Four days passed before, after bathing in the pond one night, she sat down in the dirt outside of her shack to watch the setting sun and turned on her cell phone. She wished she would have done it earlier for the stream of text messages on her phone. First from Zoe, then Queenie, then Nan, and even Madison--all wondering where she had gone. I probably should have told one of them where I was going. She hadn’t thought anyone would miss her or notice she was missing.
But, opening Cordelia’s conversation, she found a long string of text messages and missed calls and voicemails. “Misty? Zoe says you aren’t answering her texts? Where are you?” That was four days ago. Misty’s stomach flipped. She hadn’t thought about any consequences of leaving--she hadn’t expected anyone to care, let alone to tell Cordelia. “You need to answer me! I’m worried about you!” Guilt stabbed her in the pit of her gut. Hours passed between the messages with several missed calls and voicemails, which Misty didn’t have the heart to hear. “I’m keeping my phone on me today. Call me when you get this!” Three days ago. “Zoe says no one has seen you in days. Where are you? I’m worried sick.” Two days ago. “I’m flying home. Call me!”
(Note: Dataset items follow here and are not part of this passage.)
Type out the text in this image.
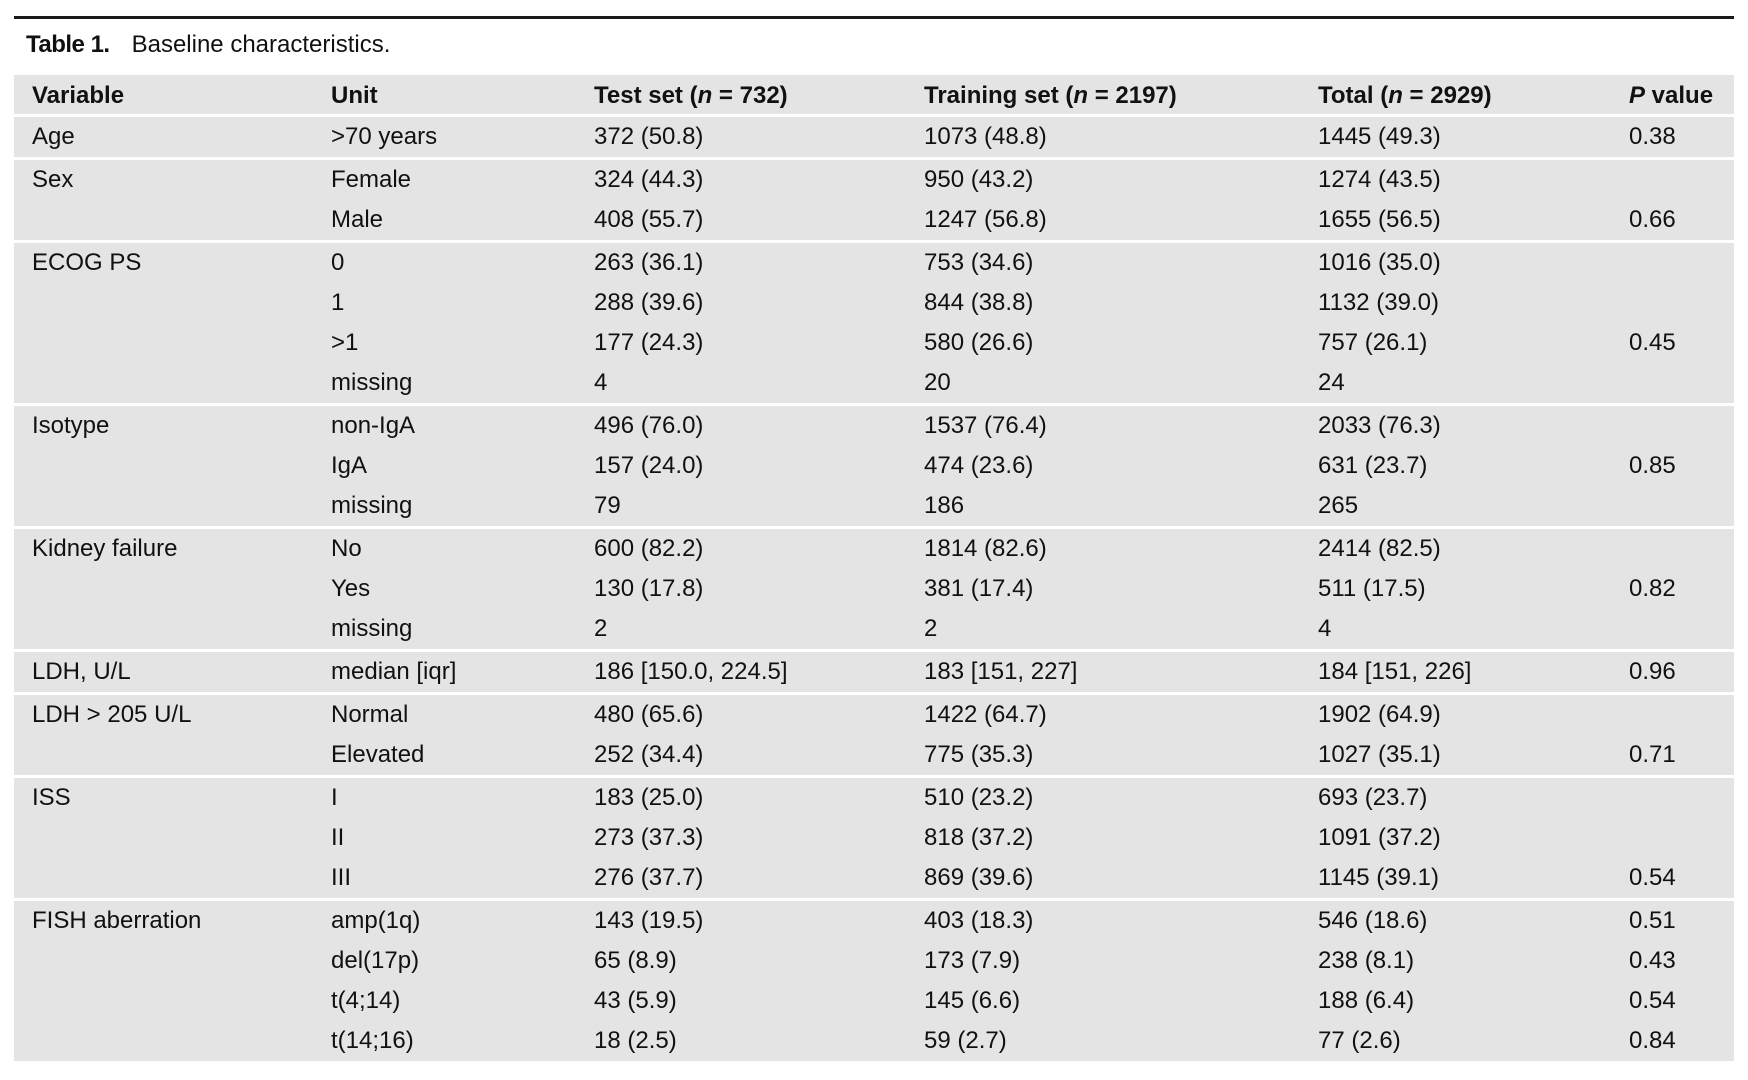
Table 1. Baseline characteristics.
Variable	Unit	Test set (n = 732)	Training set (n = 2197)	Total (n = 2929)	P value
Age	>70 years	372 (50.8)	1073 (48.8)	1445 (49.3)	0.38
Sex	Female	324 (44.3)	950 (43.2)	1274 (43.5)	
	Male	408 (55.7)	1247 (56.8)	1655 (56.5)	0.66
ECOG PS	0	263 (36.1)	753 (34.6)	1016 (35.0)	
	1	288 (39.6)	844 (38.8)	1132 (39.0)	
	>1	177 (24.3)	580 (26.6)	757 (26.1)	0.45
	missing	4	20	24	
Isotype	non-IgA	496 (76.0)	1537 (76.4)	2033 (76.3)	
	IgA	157 (24.0)	474 (23.6)	631 (23.7)	0.85
	missing	79	186	265	
Kidney failure	No	600 (82.2)	1814 (82.6)	2414 (82.5)	
	Yes	130 (17.8)	381 (17.4)	511 (17.5)	0.82
	missing	2	2	4	
LDH, U/L	median [iqr]	186 [150.0, 224.5]	183 [151, 227]	184 [151, 226]	0.96
LDH > 205 U/L	Normal	480 (65.6)	1422 (64.7)	1902 (64.9)	
	Elevated	252 (34.4)	775 (35.3)	1027 (35.1)	0.71
ISS	I	183 (25.0)	510 (23.2)	693 (23.7)	
	II	273 (37.3)	818 (37.2)	1091 (37.2)	
	III	276 (37.7)	869 (39.6)	1145 (39.1)	0.54
FISH aberration	amp(1q)	143 (19.5)	403 (18.3)	546 (18.6)	0.51
	del(17p)	65 (8.9)	173 (7.9)	238 (8.1)	0.43
	t(4;14)	43 (5.9)	145 (6.6)	188 (6.4)	0.54
	t(14;16)	18 (2.5)	59 (2.7)	77 (2.6)	0.84
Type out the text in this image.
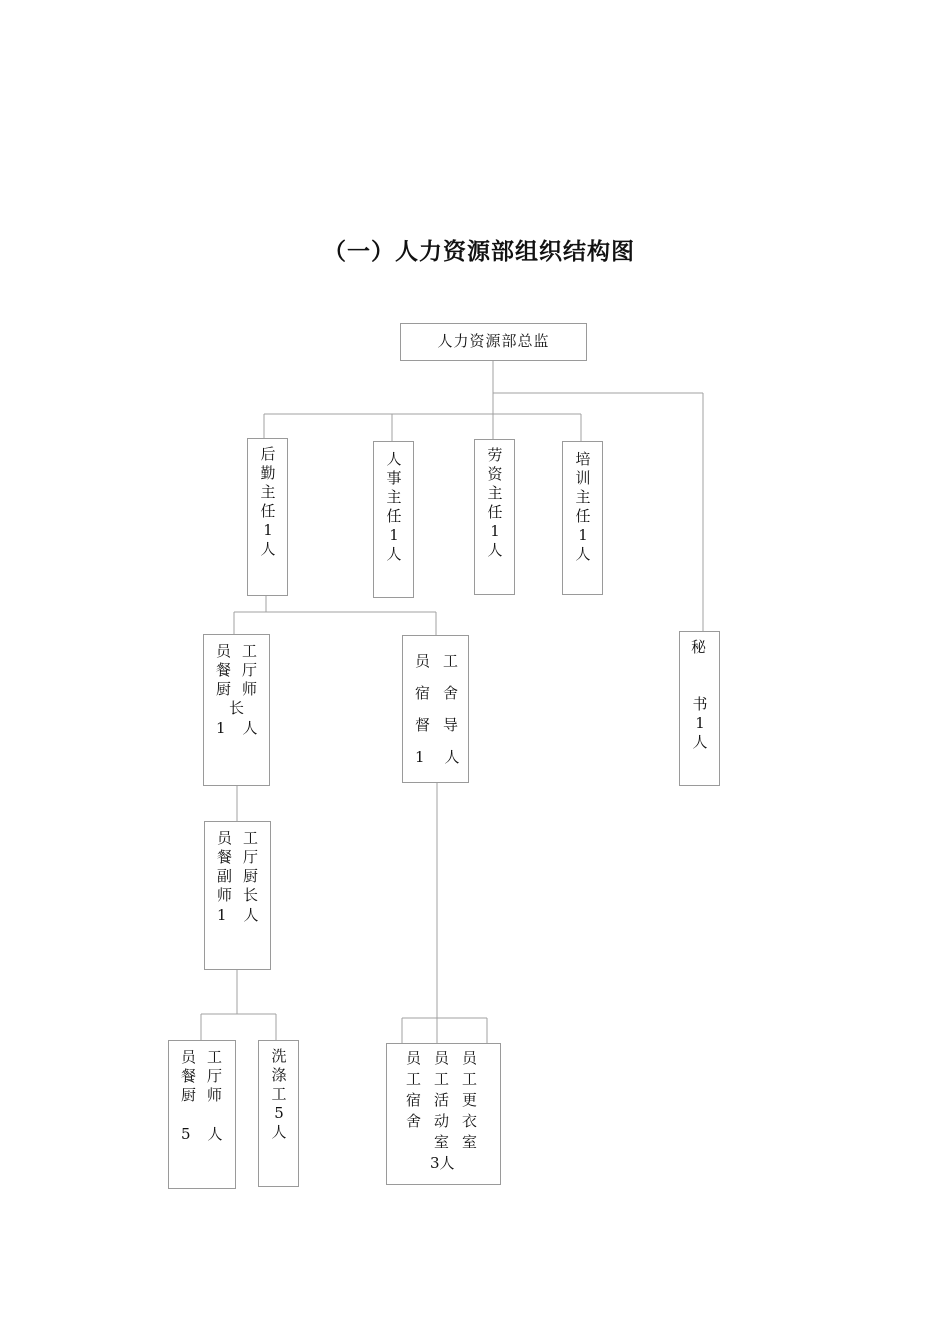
（一）人力资源部组织结构图
人力资源部总监
后勤主任1人
人事主任1人
劳资主任1人
培训主任1人
秘
书1人
员工
餐厅
厨师
长
1人
员工
宿舍
督导
1人
员工
餐厅
副厨
师长
1人
员工
餐厅
厨师
5人
洗涤工5人
员　员　员
工　工　工
宿　活　更
舍　动　衣
　　室　室
　3人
Misty swallowed hard. So Cordelia was coming home--two weeks earlier than scheduled. She was happy about that. But she couldn’t be happy that she made Cordelia believe she was missing. Is she home yet?
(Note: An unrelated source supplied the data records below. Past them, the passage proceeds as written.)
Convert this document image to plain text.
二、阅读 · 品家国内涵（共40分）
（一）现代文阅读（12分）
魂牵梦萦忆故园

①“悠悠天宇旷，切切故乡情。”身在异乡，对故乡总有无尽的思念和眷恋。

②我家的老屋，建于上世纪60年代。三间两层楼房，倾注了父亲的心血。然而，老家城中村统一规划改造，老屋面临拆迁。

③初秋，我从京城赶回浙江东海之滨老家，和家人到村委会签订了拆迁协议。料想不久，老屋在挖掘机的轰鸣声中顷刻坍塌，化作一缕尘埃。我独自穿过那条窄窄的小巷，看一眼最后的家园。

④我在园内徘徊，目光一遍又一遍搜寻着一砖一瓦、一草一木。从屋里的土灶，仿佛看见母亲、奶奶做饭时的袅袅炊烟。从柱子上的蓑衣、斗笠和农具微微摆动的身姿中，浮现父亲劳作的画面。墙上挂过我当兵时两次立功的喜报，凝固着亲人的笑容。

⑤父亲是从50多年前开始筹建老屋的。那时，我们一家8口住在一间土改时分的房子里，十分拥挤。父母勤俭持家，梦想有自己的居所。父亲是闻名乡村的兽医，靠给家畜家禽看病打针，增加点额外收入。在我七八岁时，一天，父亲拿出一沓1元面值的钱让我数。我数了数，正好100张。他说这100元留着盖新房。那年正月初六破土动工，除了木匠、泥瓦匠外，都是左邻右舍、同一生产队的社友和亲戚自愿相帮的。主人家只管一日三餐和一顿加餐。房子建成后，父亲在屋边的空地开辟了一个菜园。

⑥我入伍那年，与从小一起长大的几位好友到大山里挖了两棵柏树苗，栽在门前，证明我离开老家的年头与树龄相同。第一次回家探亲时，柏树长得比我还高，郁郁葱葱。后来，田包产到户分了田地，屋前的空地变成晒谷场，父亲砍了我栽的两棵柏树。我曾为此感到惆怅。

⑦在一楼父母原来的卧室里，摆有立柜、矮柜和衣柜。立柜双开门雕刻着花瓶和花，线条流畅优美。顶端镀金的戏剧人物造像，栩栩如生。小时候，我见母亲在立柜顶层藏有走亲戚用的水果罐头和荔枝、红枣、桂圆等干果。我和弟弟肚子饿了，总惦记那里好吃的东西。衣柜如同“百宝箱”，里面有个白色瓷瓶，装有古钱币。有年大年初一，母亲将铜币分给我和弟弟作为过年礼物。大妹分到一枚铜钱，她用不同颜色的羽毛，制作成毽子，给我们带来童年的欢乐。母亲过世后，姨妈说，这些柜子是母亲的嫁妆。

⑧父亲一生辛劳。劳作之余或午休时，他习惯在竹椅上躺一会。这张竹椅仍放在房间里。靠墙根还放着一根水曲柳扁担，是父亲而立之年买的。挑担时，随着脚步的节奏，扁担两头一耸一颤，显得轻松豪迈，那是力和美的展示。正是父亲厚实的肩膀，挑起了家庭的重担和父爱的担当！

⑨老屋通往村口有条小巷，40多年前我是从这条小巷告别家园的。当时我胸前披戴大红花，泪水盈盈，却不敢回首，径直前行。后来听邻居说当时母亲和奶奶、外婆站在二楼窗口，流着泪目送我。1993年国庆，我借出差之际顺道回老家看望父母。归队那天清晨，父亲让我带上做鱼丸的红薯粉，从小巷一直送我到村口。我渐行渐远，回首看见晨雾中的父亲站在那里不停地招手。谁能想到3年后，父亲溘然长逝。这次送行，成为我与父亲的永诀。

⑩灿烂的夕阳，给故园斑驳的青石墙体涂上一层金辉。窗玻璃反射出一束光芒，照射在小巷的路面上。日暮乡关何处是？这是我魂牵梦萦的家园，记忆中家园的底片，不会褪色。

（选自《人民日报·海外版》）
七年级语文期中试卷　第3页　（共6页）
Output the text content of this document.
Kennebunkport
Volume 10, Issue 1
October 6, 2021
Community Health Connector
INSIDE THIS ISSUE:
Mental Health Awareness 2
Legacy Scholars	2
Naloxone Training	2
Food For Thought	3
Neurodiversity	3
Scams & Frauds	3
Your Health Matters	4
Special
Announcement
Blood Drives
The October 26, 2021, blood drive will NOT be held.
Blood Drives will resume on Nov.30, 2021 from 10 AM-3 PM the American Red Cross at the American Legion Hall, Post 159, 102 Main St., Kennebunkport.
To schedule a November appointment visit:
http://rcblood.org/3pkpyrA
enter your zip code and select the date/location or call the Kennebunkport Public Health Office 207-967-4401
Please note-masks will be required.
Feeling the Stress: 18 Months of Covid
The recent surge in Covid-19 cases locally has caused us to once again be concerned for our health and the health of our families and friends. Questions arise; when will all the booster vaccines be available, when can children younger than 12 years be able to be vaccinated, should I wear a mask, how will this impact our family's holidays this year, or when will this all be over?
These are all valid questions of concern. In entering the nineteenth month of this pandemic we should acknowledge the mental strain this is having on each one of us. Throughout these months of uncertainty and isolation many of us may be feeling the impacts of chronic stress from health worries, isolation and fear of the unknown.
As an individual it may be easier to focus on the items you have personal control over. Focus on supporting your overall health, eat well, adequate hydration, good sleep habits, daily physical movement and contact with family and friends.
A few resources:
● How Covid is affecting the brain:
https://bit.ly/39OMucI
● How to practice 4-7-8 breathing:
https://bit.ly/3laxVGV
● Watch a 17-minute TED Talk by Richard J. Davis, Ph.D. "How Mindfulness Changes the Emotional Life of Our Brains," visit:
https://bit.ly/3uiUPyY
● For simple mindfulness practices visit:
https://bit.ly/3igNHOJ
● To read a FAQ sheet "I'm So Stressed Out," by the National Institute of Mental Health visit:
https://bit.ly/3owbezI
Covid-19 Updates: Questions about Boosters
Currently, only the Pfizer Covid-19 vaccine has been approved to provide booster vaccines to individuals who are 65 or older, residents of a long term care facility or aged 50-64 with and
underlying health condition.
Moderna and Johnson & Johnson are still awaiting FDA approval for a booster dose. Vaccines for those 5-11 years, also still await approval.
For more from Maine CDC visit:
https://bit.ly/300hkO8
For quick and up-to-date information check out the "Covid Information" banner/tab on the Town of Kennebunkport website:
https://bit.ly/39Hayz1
The moment she thought it, the leaves in the distance of the forest rattled. The sun dipped below the horizon, leaving no light behind to navigate the dense foliage. “Misty!” Cordelia’s familiar voice drew her up to her feet. “Misty, are you out here?”
“Cordelia?” Misty plodded through her garden toward the uncharted forest territory, out of which Cordelia emerged. The sight of her girlfriend brought it all back to the surface again. “I missed you so much!” She ran toward her and flung her arms around her neck. Cordelia’s wide brown eyes caught in the orange sunset and grew brighter than ever before. With the trees surrounding them, Misty couldn’t help herself. She thrust her lips against Cordelia’s.
She expected Cordelia to wrench away from her, but she melted into the kiss. Both with eyes closed and hands fumbling, Cordelia pedaled backward until Misty bumped her right against the trunk of a tree. All the air puffed out of her mouth on impact. “Missed you,” Cordelia mumbled right into Misty’s mouth as their lips reattached, and she pushed back. Misty staggered over some saplings which sprang her back forward, their springy green branches propelling her toward Cordelia.
They spun mid-air. Cordelia tripped through Misty’s patch of cabbages. Their feet moved in a strange rhythmic pattern, like dancing, but without any music. They danced, indeed, to the beat of their own hearts. Cordelia’s tongue trailed over Misty’s bottom lip, but she didn’t open her mouth for fear of accidentally biting it. Ivy twined around Misty’s ankles. She allowed Mother Nature to drag her down to the forest floor, and Cordelia rolled with her. The grass and foliage rubbed dewdrops off on their clothes, and now, their tongues dared to meet.
They rolled about a few more times until they landed on a root, and Misty lay on her back with her hair sprawled out behind her. It had branches and leaves tangled up in it. Cordelia panted from between parted lips. “You didn’t answer my texts or calls.”
“Phone was turned off. No power out here.”
“Why’d you leave?”
“I don’t belong there.”
Cordelia rolled off of her and dusted the dirt off of her shirt. “It’s your home.”
Misty grabbed her hands and allowed herself to be pulled up. She flashed a sheepish smile. “It’s not my home.” A quirk appeared between Cordelia’s eyebrows in the fading light. Misty touched her face with a dusty, dirty hand. “You are.”